Mexican businessman Christian Esquino. (Photo/Courtesy Telemundo)

Jenni Rivera’s plane owner says pilot may have suffered heart attack

Jenni Rivera’s death has placed the spotlight on Christian Esquino, the businessman who owns the Learjet 25 that crashed on December 9th, killing Rivera. Esquino, who runs the Las Vegas-based Starwood Management aviation company, is stepping forward to tell the world his part of the story.

“I almost fainted. It was a terrible shock, a terrible anxiety,” Esquino told Noticias Telemundo in an interview on Monday’s edition of “Al Rojo Vivo con Maria Celeste.” 

Esquino, 50, spoke on the record with Telemundo, revealing his activity in the aftermath of the tragic event.

“The first I thing I did was communicate with the authorities,” Esquino told Noticias Telemundo about his reaction to the news of the accident.

Esquino told Telemundo that he first met Rivera in 2010 and thought “she was very pleasant.” He went on to say that he had a flight contract with the star and had flown her on one of his planes “2 or 3 times.”

“There’s a contract that we sent Jenni,” said Esquino, who was unable to provide documentation to Telemundo.

Esquino also explained that as a rule, he generally advises against flying late at night. He said that one of the plane’s pilots spoke to Rivera’s team and told them “it was better not to fly overnight” immediately after Rivera’s sold-out concert at the Monterrey Arena.  Shortly after at 3 a.m., Rivera boarded the Learjet 25 which took off, under clear skies, headed toward Toluca, west of Mexico City, where she had been scheduled to tape the Mexican version of “The Voice” television show on which she was a judge.

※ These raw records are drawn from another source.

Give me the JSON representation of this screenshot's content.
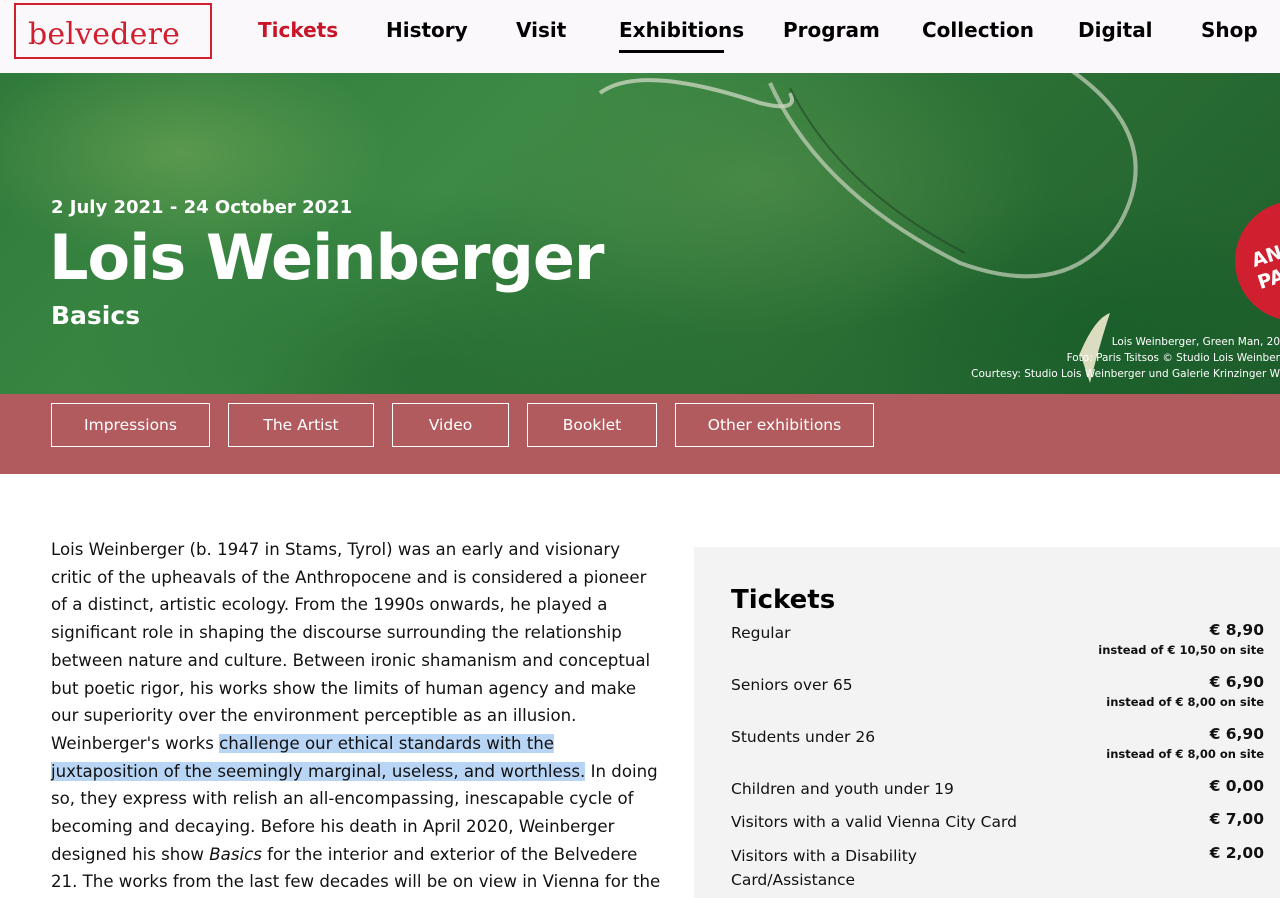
{
  "header": {
    "logo_text": "belvedere",
    "nav": [
      {
        "label": "Tickets",
        "active": true
      },
      {
        "label": "History"
      },
      {
        "label": "Visit"
      },
      {
        "label": "Exhibitions",
        "current": true
      },
      {
        "label": "Program"
      },
      {
        "label": "Collection"
      },
      {
        "label": "Digital"
      },
      {
        "label": "Shop"
      }
    ]
  },
  "hero": {
    "date_range": "2 July 2021 - 24 October 2021",
    "title": "Lois Weinberger",
    "subtitle": "Basics",
    "badge_lines": [
      "AN",
      "PA"
    ],
    "caption": [
      "Lois Weinberger, Green Man, 20",
      "Foto: Paris Tsitsos © Studio Lois Weinber",
      "Courtesy: Studio Lois Weinberger und Galerie Krinzinger W"
    ]
  },
  "subnav": [
    "Impressions",
    "The Artist",
    "Video",
    "Booklet",
    "Other exhibitions"
  ],
  "intro": {
    "before_highlight": "Lois Weinberger (b. 1947 in Stams, Tyrol) was an early and visionary critic of the upheavals of the Anthropocene and is considered a pioneer of a distinct, artistic ecology. From the 1990s onwards, he played a significant role in shaping the discourse surrounding the relationship between nature and culture. Between ironic shamanism and conceptual but poetic rigor, his works show the limits of human agency and make our superiority over the environment perceptible as an illusion. Weinberger's works ",
    "highlight": "challenge our ethical standards with the juxtaposition of the seemingly marginal, useless, and worthless.",
    "after_highlight": " In doing so, they express with relish an all-encompassing, inescapable cycle of becoming and decaying. Before his death in April 2020, Weinberger designed his show ",
    "show_name": "Basics",
    "ending": " for the interior and exterior of the Belvedere 21. The works from the last few decades will be on view in Vienna for the first time."
  },
  "tickets": {
    "title": "Tickets",
    "rows": [
      {
        "label": "Regular",
        "price": "€ 8,90",
        "note": "instead of € 10,50 on site"
      },
      {
        "label": "Seniors over 65",
        "price": "€ 6,90",
        "note": "instead of € 8,00 on site"
      },
      {
        "label": "Students under 26",
        "price": "€ 6,90",
        "note": "instead of € 8,00 on site"
      },
      {
        "label": "Children and youth under 19",
        "price": "€ 0,00"
      },
      {
        "label": "Visitors with a valid Vienna City Card",
        "price": "€ 7,00"
      },
      {
        "label": "Visitors with a Disability Card/Assistance",
        "price": "€ 2,00"
      }
    ]
  },
  "colors": {
    "brand_red": "#d01f2f",
    "nav_active": "#c8152a",
    "band": "#b25b5f",
    "highlight": "#b9d5f5",
    "panel": "#f3f3f3"
  }
}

According to Mexican authorities, the jet crashed 10 minutes and 62 miles into the flight, nose-diving 28,000 feet at a speed that might have exceeded 600 mph.

Even so, said Esquino, “this kind of accident is rare.” He also added that the pilots of the plane were in excellent health, but that the head pilot might have gone into cardiac arrest.

“These things happen,” said Esquino. “I could have a cardiac arrest right now.”

In the interview — part II of which will air tomorrow on  “Al Rojo Vivo con Maria Celeste” — Esquino also denied any ties to drug smugglers.

Esquino, a Mexican citizen, told Associated Press on Friday that the U.S. Drug Enforcement Administration has been investigating him since the 1980s following his sale of a plane in Florida to notorious drug smuggler Robert Castoro, “who later used it as part of a massive smuggling operation,” reports NBC Los Angeles.

“The DEA has been investigating me my whole life,” Equino told the AP in a telephone interview from Mexico City. “They can investigate me all they want and they can investigate Starwood all they want, but they’re not going to find anything. I would have to be the smartest drug trafficker in the world to be able to stay away from a drug conviction with the DEA looking at me under a microscope for 20 years.”